Il laissa échapper un léger ricanement, cette fois sans froideur. « Ce n’est qu’une garniture. »

« Les garnitures peuvent être de l’art », répliqua-t-elle avec un sourire. « La présentation compte, non ? »

Il resta silencieux un instant, l’observant comme s’il pesait ses mots. « Seulement si la substance suit. Le style sans substance, ça ne vaut rien. »

Ivy inclina la tête, l’étudiant attentivement. « Une phrase de quelqu’un qui a appris ça à la dure. »

Les yeux d’Ethan s’assombrirent, son expression redevenant aussi tranchante qu’une lame.« Pourquoi crois-tu que cet endroit a du mal à s’en sortir ? » demanda-t-il, la voix basse. « Pourquoi crois-tu que je suis ici à minuit, à essayer de donner vie à ces plantes ? Chaque décision que je prends, chaque plat que je crée—tout est fait pour garder cet endroit en vie. Il n’y a pas de place pour... l’art pour l’art. »

Sa frustration frappa comme une bourrasque de vent froid, mais Ivy ne recula pas. « Peut-être que c’est ça, ton problème », dit-elle d’une voix calme. « Tu as tellement peur d’échouer que tu as oublié pourquoi tu as commencé tout ça. Cuisiner, ce n’est pas seulement une question de précision ou de survie. C’est aussi une question de connexion. N’est-ce pas pour ça que tu en es tombé amoureux ? »

Pendant un bref instant, elle crut apercevoir une fissure dans son armure, mais Ethan se détourna, ses épaules se raidissant. « Tu devrais rentrer chez toi », dit-il doucement, bien qu’une légère hésitation teinta son ton.

Le rejet piqua, mais Ivy ne bougea pas immédiatement. Elle se releva, époussetant la terre sur ses genoux. « Tu sais », dit-elle avec légèreté, « ce jardin à toi—il n’est pas juste pratique. Il est... magnifique. Et peut-être, juste peut-être, que ça suffit. »

Elle se retourna et se dirigea vers l’escalier, mais avant de descendre, elle jeta un regard en arrière. Ethan se tenait au milieu de la verdure, les mains dans les poches, le regard perdu. Les lumières douces du toit adoucissaient ses traits anguleux, le peignant d’or et d’ombres. À cet instant, il ressemblait moins au chef sur la défensive qu’elle avait vu dans la cuisine et davantage à l’homme qu’elle soupçonnait être sous cette façade.

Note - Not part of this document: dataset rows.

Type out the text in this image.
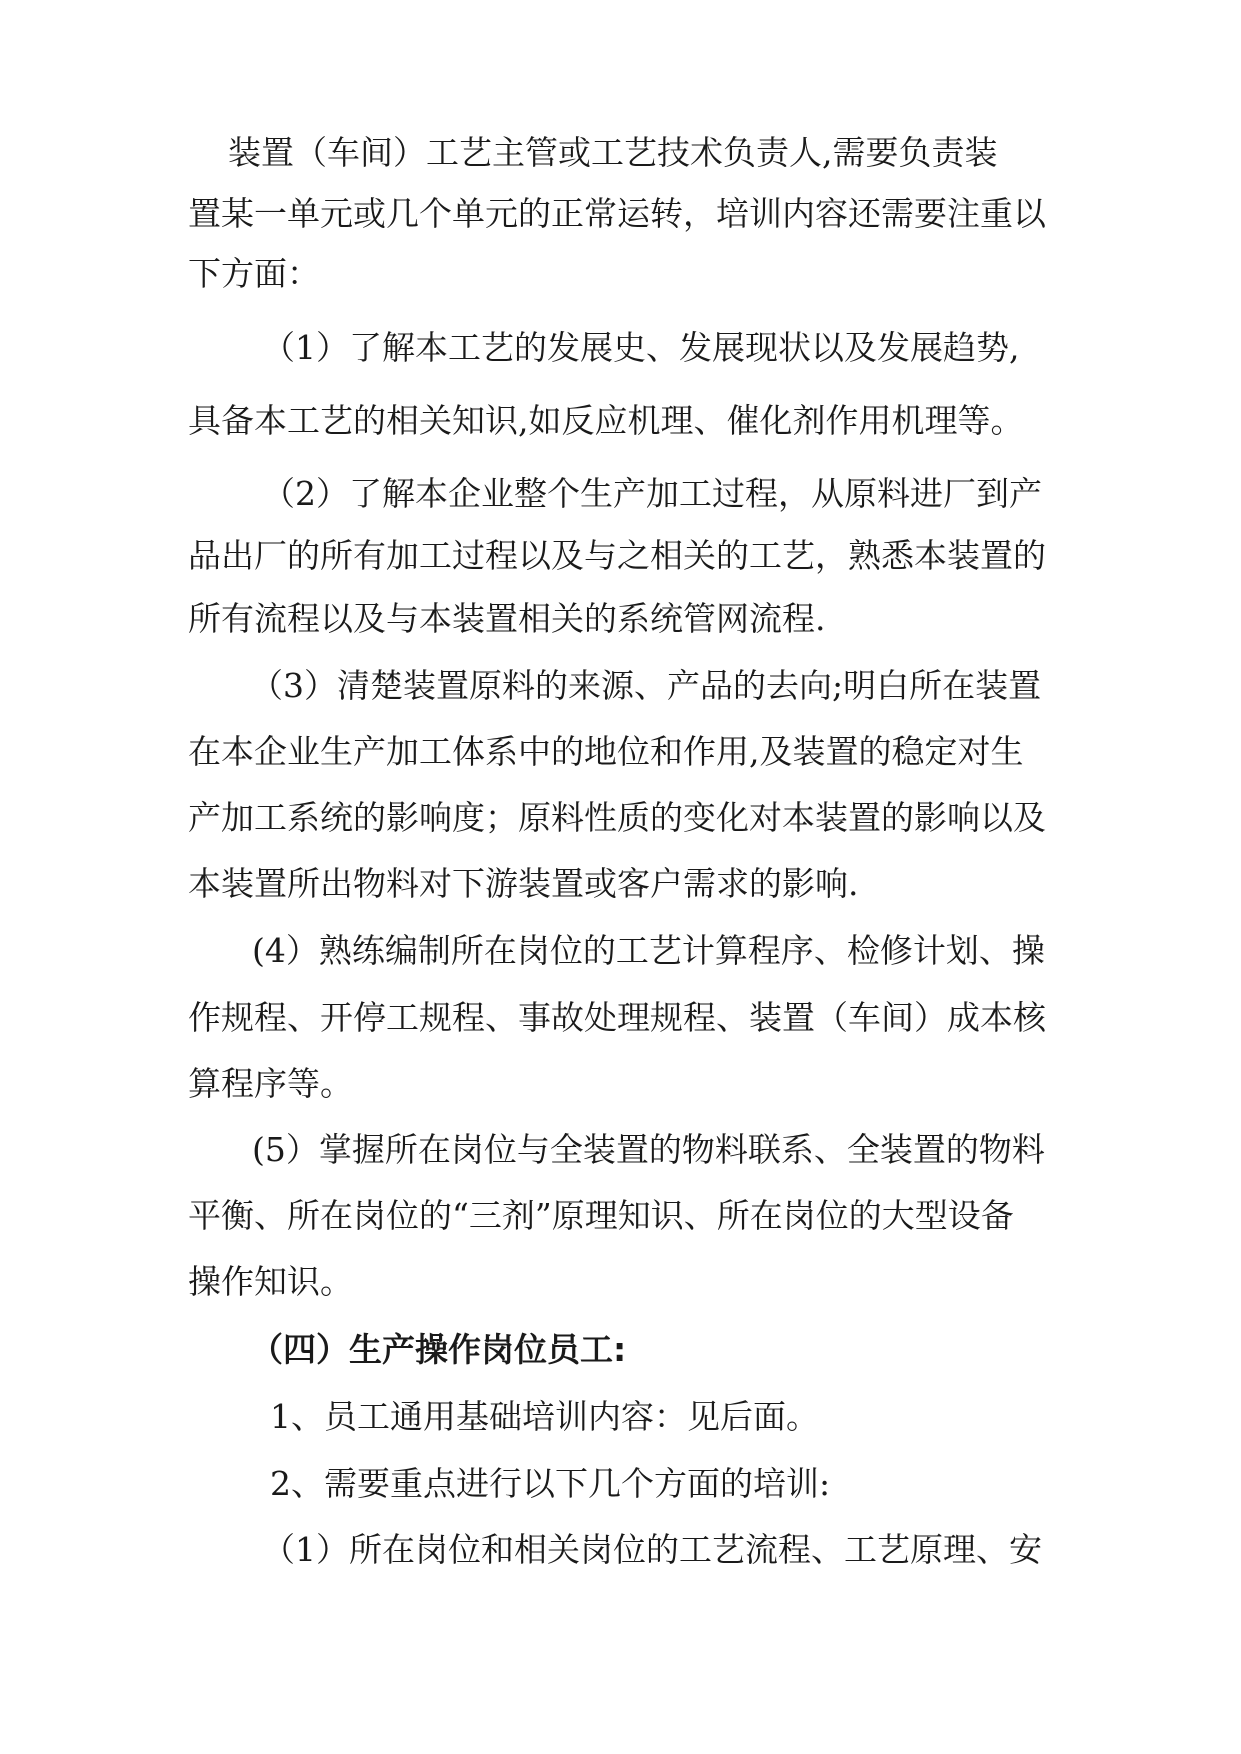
装置（车间）工艺主管或工艺技术负责人,需要负责装

置某一单元或几个单元的正常运转，培训内容还需要注重以

下方面：

（1）了解本工艺的发展史、发展现状以及发展趋势,

具备本工艺的相关知识,如反应机理、催化剂作用机理等。

（2）了解本企业整个生产加工过程，从原料进厂到产

品出厂的所有加工过程以及与之相关的工艺，熟悉本装置的

所有流程以及与本装置相关的系统管网流程.

（3）清楚装置原料的来源、产品的去向;明白所在装置

在本企业生产加工体系中的地位和作用,及装置的稳定对生

产加工系统的影响度；原料性质的变化对本装置的影响以及

本装置所出物料对下游装置或客户需求的影响.

(4）熟练编制所在岗位的工艺计算程序、检修计划、操

作规程、开停工规程、事故处理规程、装置（车间）成本核

算程序等。

(5）掌握所在岗位与全装置的物料联系、全装置的物料

平衡、所在岗位的“三剂”原理知识、所在岗位的大型设备

操作知识。

（四）生产操作岗位员工:

1、员工通用基础培训内容：见后面。

2、需要重点进行以下几个方面的培训:

（1）所在岗位和相关岗位的工艺流程、工艺原理、安
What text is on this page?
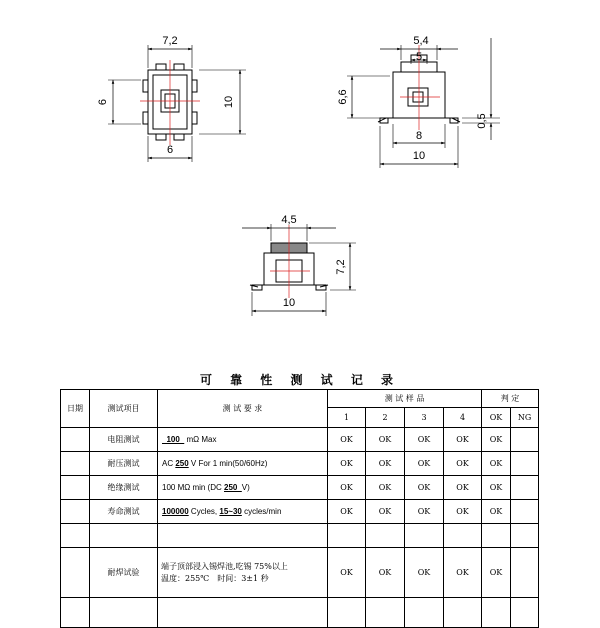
7,2
6	10
6
5,4
5
6,6
0,5
8
10
4,5
7,2
10
可 靠 性 测 试 记 录
日期	测试项目	测 试 要 求	测 试 样 品				判 定	
			1	2	3	4	OK	NG
	电阻测试	100   mΩ Max	OK	OK	OK	OK	OK	
	耐压测试	AC 250 V For 1 min(50/60Hz)	OK	OK	OK	OK	OK	
	绝缘测试	100 MΩ min (DC 250  V)	OK	OK	OK	OK	OK	
	寿命测试	100000 Cycles, 15~30 cycles/min	OK	OK	OK	OK	OK	

	耐焊试验	端子顶部浸入锡焊池,吃锡 75%以上
温度：255℃　时间：3±1 秒	OK	OK	OK	OK	OK	
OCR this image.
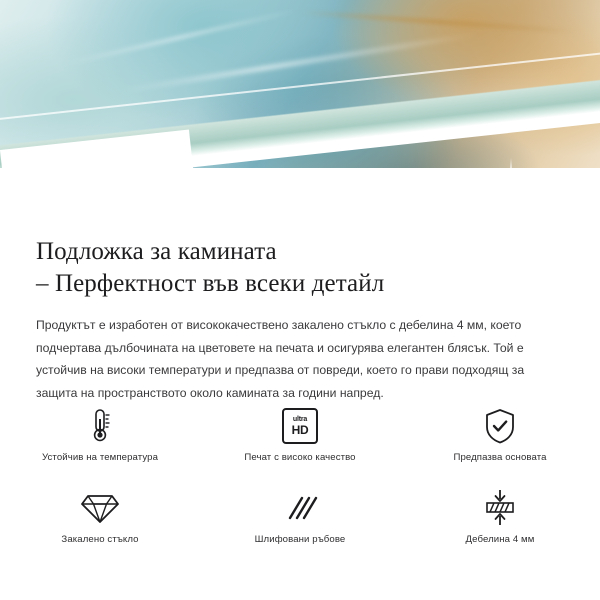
Подложка за камината
– Перфектност във всеки детайл

Продуктът е изработен от висококачествено закалено стъкло с дебелина 4 мм, което подчертава дълбочината на цветовете на печата и осигурява елегантен блясък. Той е устойчив на високи температури и предпазва от повреди, което го прави подходящ за защита на пространството около камината за години напред.

Устойчив на температура
ultra
HD
Печат с високо качество	Предпазва основата
Закалено стъкло	Шлифовани ръбове	Дебелина 4 мм
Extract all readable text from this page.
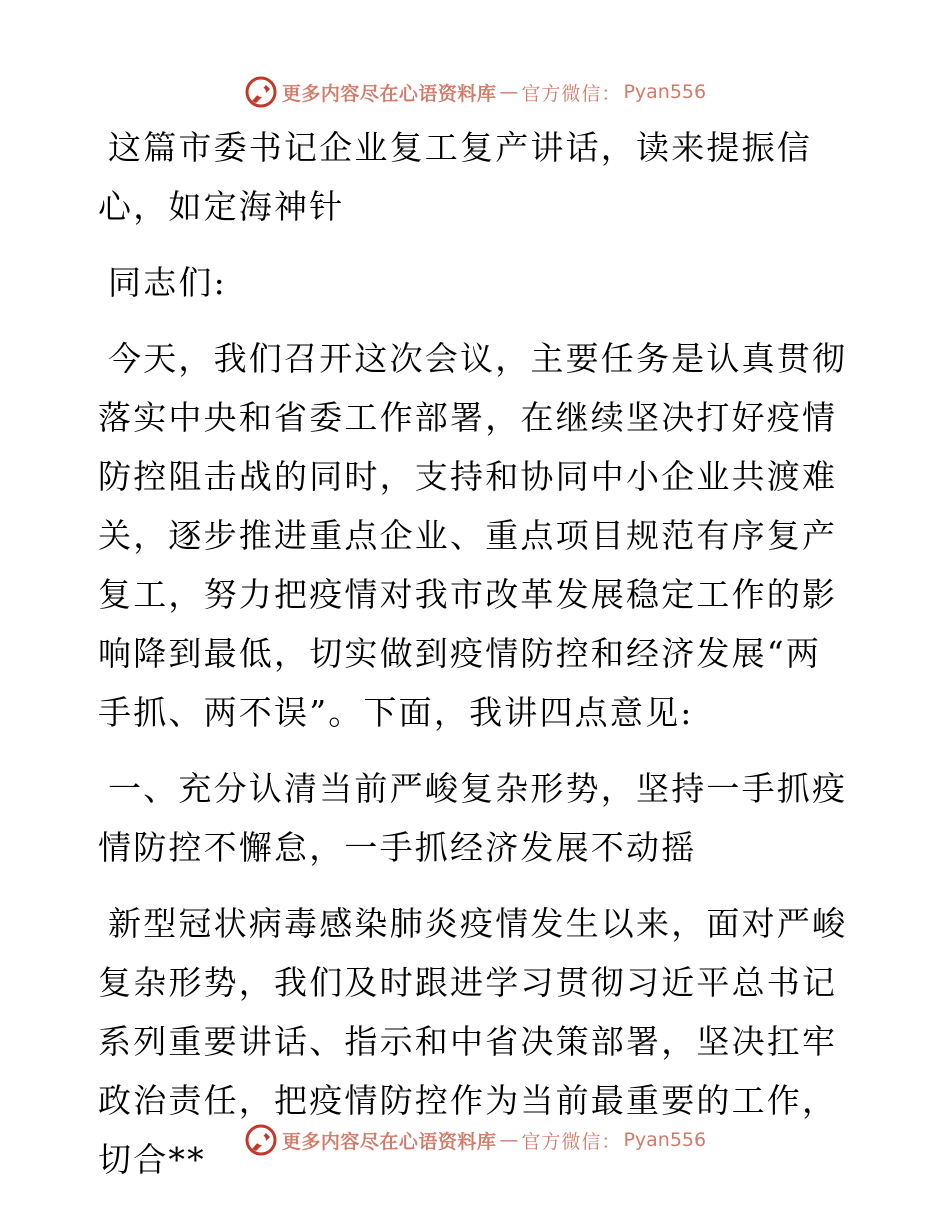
更多内容尽在心语资料库 — 官方微信： Pyan556

这篇市委书记企业复工复产讲话，读来提振信心，如定海神针

同志们:

今天，我们召开这次会议，主要任务是认真贯彻落实中央和省委工作部署，在继续坚决打好疫情防控阻击战的同时，支持和协同中小企业共渡难关，逐步推进重点企业、重点项目规范有序复产复工，努力把疫情对我市改革发展稳定工作的影响降到最低，切实做到疫情防控和经济发展“两手抓、两不误”。下面，我讲四点意见:

一、充分认清当前严峻复杂形势，坚持一手抓疫情防控不懈怠，一手抓经济发展不动摇

新型冠状病毒感染肺炎疫情发生以来，面对严峻复杂形势，我们及时跟进学习贯彻习近平总书记系列重要讲话、指示和中省决策部署，坚决扛牢政治责任，把疫情防控作为当前最重要的工作，切合**	更多内容尽在心语资料库 — 官方微信： Pyan556
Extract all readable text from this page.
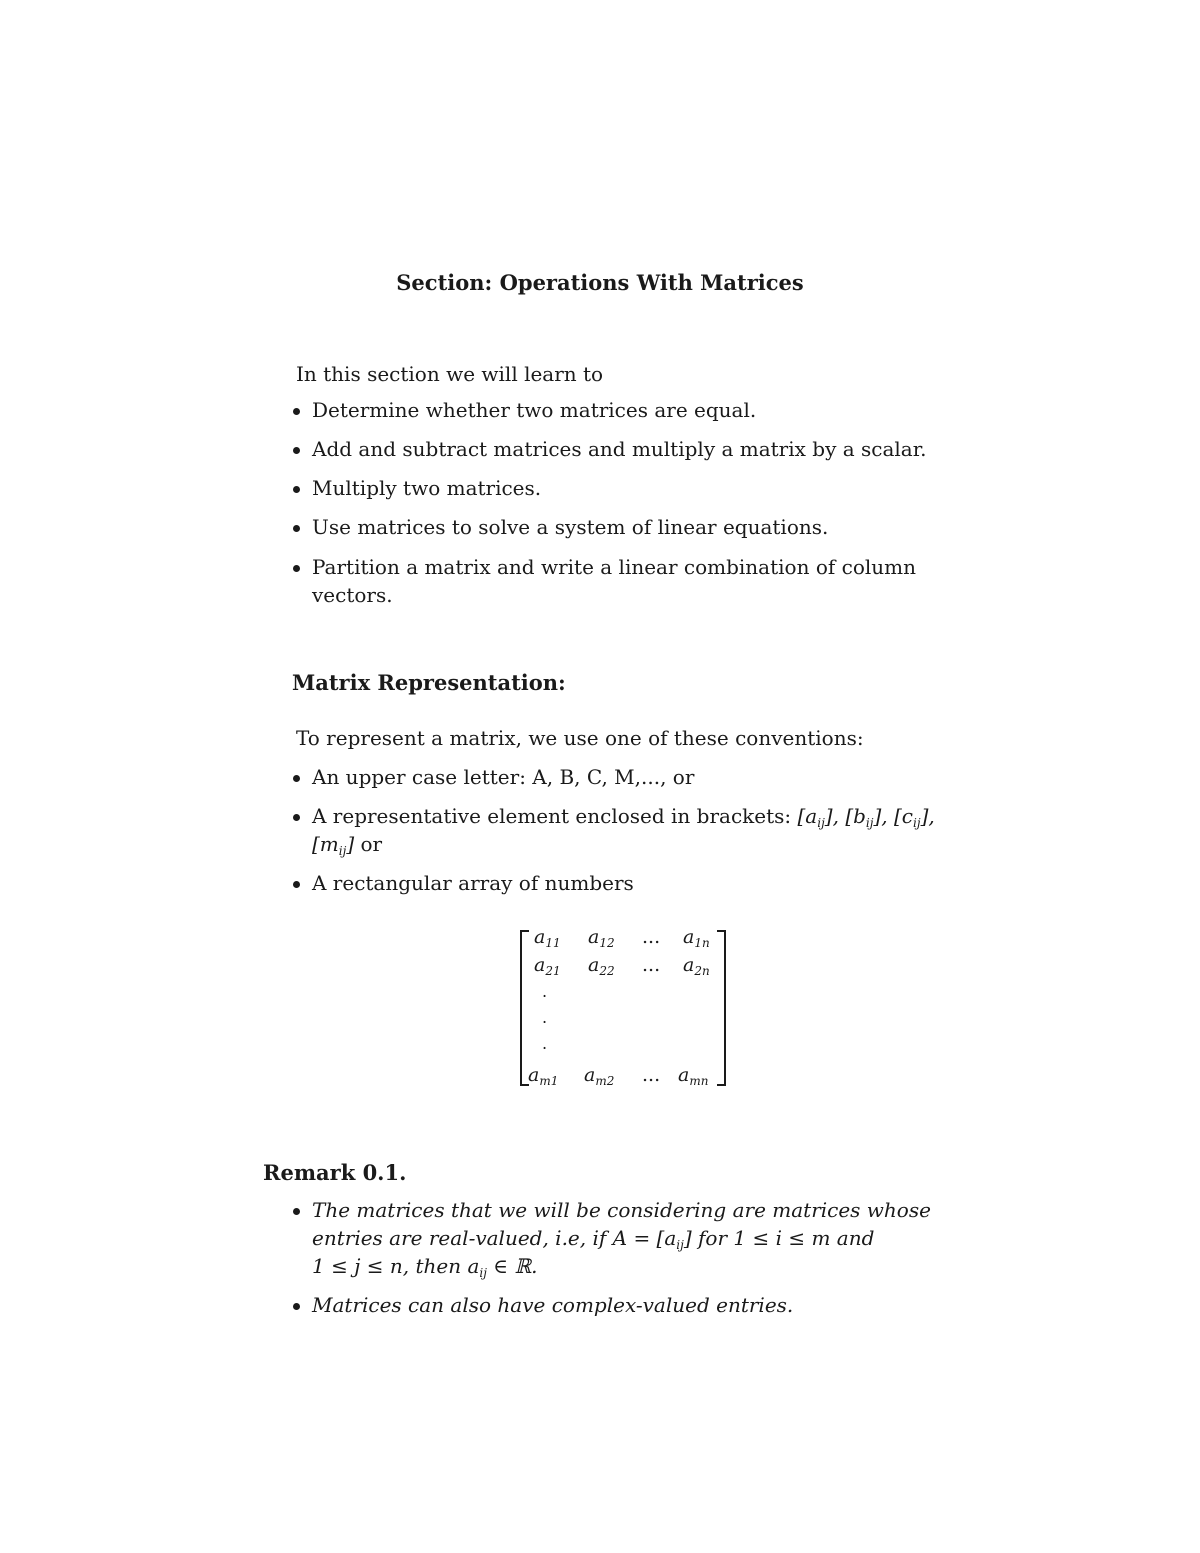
Section: Operations With Matrices
In this section we will learn to
Determine whether two matrices are equal.
Add and subtract matrices and multiply a matrix by a scalar.
Multiply two matrices.
Use matrices to solve a system of linear equations.
Partition a matrix and write a linear combination of column
vectors.
Matrix Representation:
To represent a matrix, we use one of these conventions:
An upper case letter: A, B, C, M,..., or
A representative element enclosed in brackets: $[a_{ij}]$, $[b_{ij}]$, $[c_{ij}]$,
$[m_{ij}]$ or
A rectangular array of numbers
$a_{11}$ $a_{12}$ ... $a_{1n}$
$a_{21}$ $a_{22}$ ... $a_{2n}$
.
.
.
$a_{m1}$ $a_{m2}$ ... $a_{mn}$
Remark 0.1.
The matrices that we will be considering are matrices whose
entries are real-valued, i.e, if $A = [a_{ij}]$ for 1 ≤ i ≤ m and
1 ≤ j ≤ n, then $a_{ij}$ ∈ ℝ.
Matrices can also have complex-valued entries.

Alors qu’Ivy descendait dans la ruelle et commençait à marcher vers son appartement, elle ne pouvait se défaire de l’image d’Ethan dans le jardin. Il y avait quelque chose en lui—quelque chose de fragile et de vrai, tout comme le bistro lui-même. Et pour une raison qu’elle ne parvenait pas à expliquer, elle se surprit à vouloir le découvrir. Elle jeta un coup d’œil par-dessus son épaule, murmurant doucement : « Il y a plus en toi, n’est-ce pas ? »

La ville bourdonnait autour d’elle, mais ses pensées restaient ailleurs. Sur La Lumière. Sur Ethan. Et sur ce potentiel étrange et fragile qu’elle avait entrevu sous la surface de tout ça.